7. M. A soutient que l’obligation de secret qui résulte des dispositions qui précèdent a été méconnue par les membres de la commission de discipline, dès lors que l’un des membres représentant les usagers utilisait son téléphone portable lors de la séance d’examen de l’affaire et qu’il ressort de communications électroniques entre étudiants de l’université que certains d’entre eux avaient eu connaissance de la sanction prononcée à son égard avant qu’intervienne la décision litigieuse en date du 23 juin 2023. Toutefois, et alors que les échanges électroniques produits par M. A font état d’un quantum de sanction différent de celui retenu par la commission de discipline, ces éléments ne sont pas de nature à caractériser, de la part des membres de la commission de discipline, une méconnaissance des dispositions qui précèdent.
8. En quatrième lieu, M. A soutient que la procédure disciplinaire l’ayant concerné est entachée d’un vice de procédure dès lors qu’il n’a pas été informé de son droit au silence. Toutefois, il ne résulte pas des dispositions du code de l’éducation applicables à la procédure disciplinaire menée à l’égard des usagers du service public de l’enseignement supérieur, dont le requérant n’excipe pas de l’illégalité, que l’autorité disciplinaire devait informer M. A de son droit de se taire. Le moyen doit par suite être écarté.
9. En cinquième lieu, aux termes de l’article R. 811-40 du code de l’éducation : « Dans les cas mentionnés au 1° de l’article R. 811-11, le président de l’université peut proposer une sanction à l’usager qui reconnaît les faits. »
10. M. A ne peut utilement invoquer les dispositions qui précèdent qui, outre qu’elles n’instaurent qu’une faculté pour le président de l’université, ne concernent que les faits de fraudes ou tentatives de fraude commis notamment à l’occasion d’une inscription, d’une épreuve de contrôle continu, d’un examen ou d’un concours.
Sur la régularité formelle de la décision :
11. Aux termes de l’article R. 811-39 du code de l’éducation : « La décision doit être motivée () ».
12. La décision attaquée mentionne les textes dont elle fait application. Elle fait en outre état de ce que M. A a reconnu, dans ses observations transmises à la commission de discipline et lors de son audition devant celle-ci, lors d’une soirée ayant eu lieu au domicile de sa mère, avoir " enroulé [s]on doigt autour de la partie latérale de [l]a culotte " de Mme K et que ce geste a suscité le départ précipité indiqué par celle-ci. Elle relève que ce geste, eu égard à son caractère inapproprié, à ses répercussions possibles pour Mme K et sur le climat au sein de l’établissement, porte atteinte à l’ordre et au bon fonctionnement de l’université. Par suite, et dès lors que M. A pouvait, à la seule lecture de la décision qui lui a été notifiée, connaître les motifs de la sanction d’exclusion de neuf mois qui l’a frappé, le moyen tiré de ce que la décision attaquée serait entachée d’une insuffisance de motivation doit être écarté.

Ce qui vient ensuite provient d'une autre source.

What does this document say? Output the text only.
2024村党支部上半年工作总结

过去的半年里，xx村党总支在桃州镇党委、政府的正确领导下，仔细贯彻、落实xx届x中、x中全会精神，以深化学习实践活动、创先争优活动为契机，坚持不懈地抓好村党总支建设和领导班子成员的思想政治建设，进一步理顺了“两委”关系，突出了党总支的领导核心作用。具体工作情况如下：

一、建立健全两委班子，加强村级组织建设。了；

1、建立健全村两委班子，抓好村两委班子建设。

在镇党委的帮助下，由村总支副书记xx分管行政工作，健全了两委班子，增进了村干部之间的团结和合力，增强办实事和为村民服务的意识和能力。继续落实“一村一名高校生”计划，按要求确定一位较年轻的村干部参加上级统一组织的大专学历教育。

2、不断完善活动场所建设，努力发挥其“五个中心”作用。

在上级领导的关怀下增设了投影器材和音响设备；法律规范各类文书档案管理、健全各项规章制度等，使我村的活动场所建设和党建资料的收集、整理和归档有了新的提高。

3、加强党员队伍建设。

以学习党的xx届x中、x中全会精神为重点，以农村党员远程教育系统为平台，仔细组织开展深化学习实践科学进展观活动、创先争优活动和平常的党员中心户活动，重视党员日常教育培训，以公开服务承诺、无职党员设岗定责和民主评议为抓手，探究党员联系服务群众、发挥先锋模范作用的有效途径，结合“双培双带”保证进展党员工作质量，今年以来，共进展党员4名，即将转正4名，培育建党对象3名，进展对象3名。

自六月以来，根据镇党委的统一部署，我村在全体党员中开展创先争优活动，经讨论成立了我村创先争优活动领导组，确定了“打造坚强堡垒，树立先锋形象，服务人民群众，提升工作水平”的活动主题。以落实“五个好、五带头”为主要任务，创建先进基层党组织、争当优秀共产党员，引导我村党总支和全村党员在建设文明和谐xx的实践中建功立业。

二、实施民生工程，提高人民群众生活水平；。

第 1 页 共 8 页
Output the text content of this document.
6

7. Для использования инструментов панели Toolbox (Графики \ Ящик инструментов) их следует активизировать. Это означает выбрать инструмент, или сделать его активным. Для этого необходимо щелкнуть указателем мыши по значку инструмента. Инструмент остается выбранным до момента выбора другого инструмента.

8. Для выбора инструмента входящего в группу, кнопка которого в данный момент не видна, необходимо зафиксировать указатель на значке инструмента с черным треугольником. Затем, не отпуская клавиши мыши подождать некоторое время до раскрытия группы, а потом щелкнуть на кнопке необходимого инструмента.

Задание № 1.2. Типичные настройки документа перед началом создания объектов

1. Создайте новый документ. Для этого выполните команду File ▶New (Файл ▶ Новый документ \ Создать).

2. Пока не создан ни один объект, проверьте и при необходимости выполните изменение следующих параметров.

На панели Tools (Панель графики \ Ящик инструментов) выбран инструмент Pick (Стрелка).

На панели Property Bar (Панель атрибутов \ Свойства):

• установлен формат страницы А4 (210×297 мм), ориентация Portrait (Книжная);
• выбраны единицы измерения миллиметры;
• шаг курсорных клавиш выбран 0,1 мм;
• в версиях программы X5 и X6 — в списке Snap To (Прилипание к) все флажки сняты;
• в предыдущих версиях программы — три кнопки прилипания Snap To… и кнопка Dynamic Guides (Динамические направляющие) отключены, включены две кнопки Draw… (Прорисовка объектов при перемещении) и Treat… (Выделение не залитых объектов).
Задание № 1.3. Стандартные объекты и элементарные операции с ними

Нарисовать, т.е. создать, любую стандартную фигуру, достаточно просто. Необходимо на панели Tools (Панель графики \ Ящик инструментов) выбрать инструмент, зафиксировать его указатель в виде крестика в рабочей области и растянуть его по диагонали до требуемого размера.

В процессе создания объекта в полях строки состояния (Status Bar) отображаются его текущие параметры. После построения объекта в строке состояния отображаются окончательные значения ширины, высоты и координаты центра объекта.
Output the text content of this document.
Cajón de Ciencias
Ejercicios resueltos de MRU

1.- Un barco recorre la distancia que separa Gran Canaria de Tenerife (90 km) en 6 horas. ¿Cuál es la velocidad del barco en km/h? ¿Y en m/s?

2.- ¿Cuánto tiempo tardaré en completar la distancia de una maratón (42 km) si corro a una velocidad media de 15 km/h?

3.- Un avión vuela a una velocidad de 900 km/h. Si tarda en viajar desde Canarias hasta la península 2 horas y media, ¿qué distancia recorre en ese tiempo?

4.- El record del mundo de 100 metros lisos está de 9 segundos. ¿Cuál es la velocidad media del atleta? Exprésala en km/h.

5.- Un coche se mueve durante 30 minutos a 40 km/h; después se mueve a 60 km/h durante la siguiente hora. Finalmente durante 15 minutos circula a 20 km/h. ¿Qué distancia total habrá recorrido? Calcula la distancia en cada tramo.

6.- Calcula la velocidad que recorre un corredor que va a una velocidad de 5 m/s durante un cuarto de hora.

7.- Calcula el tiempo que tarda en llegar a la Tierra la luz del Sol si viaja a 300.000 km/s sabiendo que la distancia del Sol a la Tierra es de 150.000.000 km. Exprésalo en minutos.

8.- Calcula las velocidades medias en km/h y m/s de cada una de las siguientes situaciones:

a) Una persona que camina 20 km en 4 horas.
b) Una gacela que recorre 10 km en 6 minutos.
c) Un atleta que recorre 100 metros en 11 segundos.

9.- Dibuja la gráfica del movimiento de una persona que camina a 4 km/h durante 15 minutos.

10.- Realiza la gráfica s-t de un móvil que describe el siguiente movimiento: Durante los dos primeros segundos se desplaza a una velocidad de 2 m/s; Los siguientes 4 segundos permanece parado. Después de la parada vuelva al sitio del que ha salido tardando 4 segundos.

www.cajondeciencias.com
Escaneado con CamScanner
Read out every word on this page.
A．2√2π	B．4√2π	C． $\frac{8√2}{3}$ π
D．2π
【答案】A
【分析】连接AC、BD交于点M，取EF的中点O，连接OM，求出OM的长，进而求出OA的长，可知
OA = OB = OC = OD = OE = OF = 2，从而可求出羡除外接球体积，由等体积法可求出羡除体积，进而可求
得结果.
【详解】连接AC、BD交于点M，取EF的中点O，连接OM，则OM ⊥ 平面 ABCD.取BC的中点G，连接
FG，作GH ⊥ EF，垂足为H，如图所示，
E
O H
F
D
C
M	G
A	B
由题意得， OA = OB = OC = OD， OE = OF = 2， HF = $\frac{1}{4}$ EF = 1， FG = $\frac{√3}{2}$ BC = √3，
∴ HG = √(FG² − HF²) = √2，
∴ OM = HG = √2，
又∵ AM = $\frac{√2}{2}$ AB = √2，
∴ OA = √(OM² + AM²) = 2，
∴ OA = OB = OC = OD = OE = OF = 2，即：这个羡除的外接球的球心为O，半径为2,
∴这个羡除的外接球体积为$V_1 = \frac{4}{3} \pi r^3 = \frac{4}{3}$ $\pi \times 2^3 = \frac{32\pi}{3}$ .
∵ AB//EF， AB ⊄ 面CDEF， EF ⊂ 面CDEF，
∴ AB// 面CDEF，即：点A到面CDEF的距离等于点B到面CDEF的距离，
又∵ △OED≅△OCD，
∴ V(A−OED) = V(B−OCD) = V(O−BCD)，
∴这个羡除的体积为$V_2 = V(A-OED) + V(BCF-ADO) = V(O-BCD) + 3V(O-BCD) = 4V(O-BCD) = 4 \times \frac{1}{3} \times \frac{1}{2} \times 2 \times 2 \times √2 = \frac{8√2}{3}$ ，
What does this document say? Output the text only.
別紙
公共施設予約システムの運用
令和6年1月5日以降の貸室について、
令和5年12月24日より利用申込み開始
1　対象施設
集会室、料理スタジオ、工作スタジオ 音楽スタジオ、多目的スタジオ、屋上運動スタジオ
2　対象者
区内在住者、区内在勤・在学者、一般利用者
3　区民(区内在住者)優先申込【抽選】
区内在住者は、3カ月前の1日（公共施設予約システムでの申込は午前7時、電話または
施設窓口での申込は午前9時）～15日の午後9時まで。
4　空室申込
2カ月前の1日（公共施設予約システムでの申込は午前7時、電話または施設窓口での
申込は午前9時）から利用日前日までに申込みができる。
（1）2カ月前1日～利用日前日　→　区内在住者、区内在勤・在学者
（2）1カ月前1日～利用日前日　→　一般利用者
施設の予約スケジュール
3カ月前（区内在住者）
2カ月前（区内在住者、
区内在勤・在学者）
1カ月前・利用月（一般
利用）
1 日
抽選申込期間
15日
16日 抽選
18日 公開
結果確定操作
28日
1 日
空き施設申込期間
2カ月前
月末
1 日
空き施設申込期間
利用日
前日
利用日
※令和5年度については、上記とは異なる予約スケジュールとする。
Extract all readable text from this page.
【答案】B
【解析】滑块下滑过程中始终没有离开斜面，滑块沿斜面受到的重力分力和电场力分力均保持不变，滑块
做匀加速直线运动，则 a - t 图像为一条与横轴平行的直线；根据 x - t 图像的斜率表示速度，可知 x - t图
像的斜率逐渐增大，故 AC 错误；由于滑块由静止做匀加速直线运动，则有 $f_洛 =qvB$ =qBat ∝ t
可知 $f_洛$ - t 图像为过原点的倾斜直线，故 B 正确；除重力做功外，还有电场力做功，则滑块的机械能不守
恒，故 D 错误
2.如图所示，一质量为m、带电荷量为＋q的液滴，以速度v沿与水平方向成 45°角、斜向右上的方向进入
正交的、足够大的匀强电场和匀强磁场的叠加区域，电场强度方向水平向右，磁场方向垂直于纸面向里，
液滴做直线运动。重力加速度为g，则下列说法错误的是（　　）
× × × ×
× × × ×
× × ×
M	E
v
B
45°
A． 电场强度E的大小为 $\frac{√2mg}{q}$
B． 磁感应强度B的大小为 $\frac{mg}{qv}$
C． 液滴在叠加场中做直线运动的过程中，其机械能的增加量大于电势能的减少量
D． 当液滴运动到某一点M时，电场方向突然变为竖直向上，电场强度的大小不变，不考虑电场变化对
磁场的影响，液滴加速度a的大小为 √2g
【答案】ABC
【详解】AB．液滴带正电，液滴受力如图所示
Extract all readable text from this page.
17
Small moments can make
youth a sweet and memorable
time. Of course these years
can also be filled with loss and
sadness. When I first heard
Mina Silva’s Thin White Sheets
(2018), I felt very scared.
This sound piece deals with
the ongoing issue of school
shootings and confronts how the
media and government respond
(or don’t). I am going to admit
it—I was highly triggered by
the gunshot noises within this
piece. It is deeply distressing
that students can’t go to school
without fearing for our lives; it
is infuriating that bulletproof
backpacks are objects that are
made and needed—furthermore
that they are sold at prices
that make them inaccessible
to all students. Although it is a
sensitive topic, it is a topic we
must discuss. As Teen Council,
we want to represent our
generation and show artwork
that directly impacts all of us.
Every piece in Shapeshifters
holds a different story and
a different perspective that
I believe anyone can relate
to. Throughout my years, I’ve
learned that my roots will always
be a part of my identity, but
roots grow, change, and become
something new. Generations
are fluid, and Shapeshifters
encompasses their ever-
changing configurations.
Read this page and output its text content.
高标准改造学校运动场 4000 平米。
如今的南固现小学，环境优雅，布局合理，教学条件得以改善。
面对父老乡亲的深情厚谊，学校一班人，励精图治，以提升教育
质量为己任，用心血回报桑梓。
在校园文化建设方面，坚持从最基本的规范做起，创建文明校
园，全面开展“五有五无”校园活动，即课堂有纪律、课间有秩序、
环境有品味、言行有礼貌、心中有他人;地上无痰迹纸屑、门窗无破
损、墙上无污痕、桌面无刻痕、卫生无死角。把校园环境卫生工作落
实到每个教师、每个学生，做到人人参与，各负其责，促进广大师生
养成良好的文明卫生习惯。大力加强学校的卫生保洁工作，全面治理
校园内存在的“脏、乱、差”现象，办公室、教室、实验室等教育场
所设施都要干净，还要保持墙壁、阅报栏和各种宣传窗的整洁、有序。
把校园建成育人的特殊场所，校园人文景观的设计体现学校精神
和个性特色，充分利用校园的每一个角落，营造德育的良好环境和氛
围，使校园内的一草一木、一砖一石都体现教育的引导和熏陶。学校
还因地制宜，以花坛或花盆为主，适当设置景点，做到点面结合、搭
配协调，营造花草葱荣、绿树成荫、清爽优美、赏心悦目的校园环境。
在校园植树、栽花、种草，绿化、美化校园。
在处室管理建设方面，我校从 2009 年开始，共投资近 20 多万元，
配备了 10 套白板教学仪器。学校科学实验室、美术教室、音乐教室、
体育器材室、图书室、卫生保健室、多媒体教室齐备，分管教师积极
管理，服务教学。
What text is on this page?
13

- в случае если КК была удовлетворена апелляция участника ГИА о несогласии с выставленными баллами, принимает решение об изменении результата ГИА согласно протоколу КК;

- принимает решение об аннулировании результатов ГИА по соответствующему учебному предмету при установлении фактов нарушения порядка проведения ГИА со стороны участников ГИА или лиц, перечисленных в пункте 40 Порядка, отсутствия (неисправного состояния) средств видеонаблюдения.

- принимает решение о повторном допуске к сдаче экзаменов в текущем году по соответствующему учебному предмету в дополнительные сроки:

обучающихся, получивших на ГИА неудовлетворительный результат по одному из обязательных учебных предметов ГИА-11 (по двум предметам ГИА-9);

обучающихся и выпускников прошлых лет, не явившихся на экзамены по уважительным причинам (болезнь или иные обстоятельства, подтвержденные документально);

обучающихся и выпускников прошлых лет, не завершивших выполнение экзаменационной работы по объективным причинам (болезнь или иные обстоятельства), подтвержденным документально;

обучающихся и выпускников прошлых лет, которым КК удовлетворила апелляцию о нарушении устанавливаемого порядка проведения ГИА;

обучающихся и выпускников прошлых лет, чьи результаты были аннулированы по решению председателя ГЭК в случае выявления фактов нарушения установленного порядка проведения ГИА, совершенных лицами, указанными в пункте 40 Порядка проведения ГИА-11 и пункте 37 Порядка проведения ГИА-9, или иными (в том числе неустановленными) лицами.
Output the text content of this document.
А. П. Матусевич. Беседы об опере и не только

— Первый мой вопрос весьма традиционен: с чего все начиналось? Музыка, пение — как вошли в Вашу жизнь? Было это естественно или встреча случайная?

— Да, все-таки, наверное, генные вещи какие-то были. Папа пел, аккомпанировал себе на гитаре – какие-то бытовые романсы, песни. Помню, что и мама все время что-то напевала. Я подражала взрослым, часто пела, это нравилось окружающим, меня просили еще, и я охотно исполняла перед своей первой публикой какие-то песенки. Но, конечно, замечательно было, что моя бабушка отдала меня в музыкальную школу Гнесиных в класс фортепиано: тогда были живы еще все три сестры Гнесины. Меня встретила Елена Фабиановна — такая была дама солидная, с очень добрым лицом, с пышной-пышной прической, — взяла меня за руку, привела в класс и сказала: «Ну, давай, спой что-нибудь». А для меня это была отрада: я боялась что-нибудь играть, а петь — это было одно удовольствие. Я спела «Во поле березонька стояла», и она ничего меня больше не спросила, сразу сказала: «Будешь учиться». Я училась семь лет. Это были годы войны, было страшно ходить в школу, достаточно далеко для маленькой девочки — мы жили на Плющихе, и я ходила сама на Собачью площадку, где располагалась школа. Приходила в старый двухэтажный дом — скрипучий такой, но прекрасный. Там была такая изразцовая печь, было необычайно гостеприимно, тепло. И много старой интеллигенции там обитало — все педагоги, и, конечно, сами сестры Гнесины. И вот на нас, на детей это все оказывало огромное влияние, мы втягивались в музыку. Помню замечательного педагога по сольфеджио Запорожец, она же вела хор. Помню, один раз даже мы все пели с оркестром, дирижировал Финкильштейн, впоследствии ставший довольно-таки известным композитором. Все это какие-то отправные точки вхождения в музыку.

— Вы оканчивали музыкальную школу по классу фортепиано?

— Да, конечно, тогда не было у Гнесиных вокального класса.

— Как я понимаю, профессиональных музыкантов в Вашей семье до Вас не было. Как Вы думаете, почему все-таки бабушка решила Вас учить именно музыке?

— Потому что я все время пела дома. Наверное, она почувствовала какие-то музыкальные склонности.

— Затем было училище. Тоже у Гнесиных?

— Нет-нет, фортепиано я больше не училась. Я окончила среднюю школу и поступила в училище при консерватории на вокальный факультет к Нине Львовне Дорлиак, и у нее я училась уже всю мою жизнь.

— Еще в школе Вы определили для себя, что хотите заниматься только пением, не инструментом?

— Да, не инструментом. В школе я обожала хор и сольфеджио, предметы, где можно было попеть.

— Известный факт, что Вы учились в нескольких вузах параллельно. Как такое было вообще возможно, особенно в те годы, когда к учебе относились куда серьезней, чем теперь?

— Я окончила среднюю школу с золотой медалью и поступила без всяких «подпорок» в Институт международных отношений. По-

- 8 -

Sur le bienfondé de la sanction :
13. En premier lieu, aux termes de l’article 811-11 du code de l’éducation : " Relève du régime disciplinaire prévu aux articles R. 811-10 à R. 811-42 tout usager de l’université lorsqu’il est auteur ou complice, notamment : / 1° D’une fraude ou d’une tentative de fraude commise notamment à l’occasion d’une inscription, d’une épreuve de contrôle continu, d’un examen ou d’un concours ; / 2° De tout fait de nature à porter atteinte à l’ordre, au bon fonctionnement ou à la réputation de l’université. "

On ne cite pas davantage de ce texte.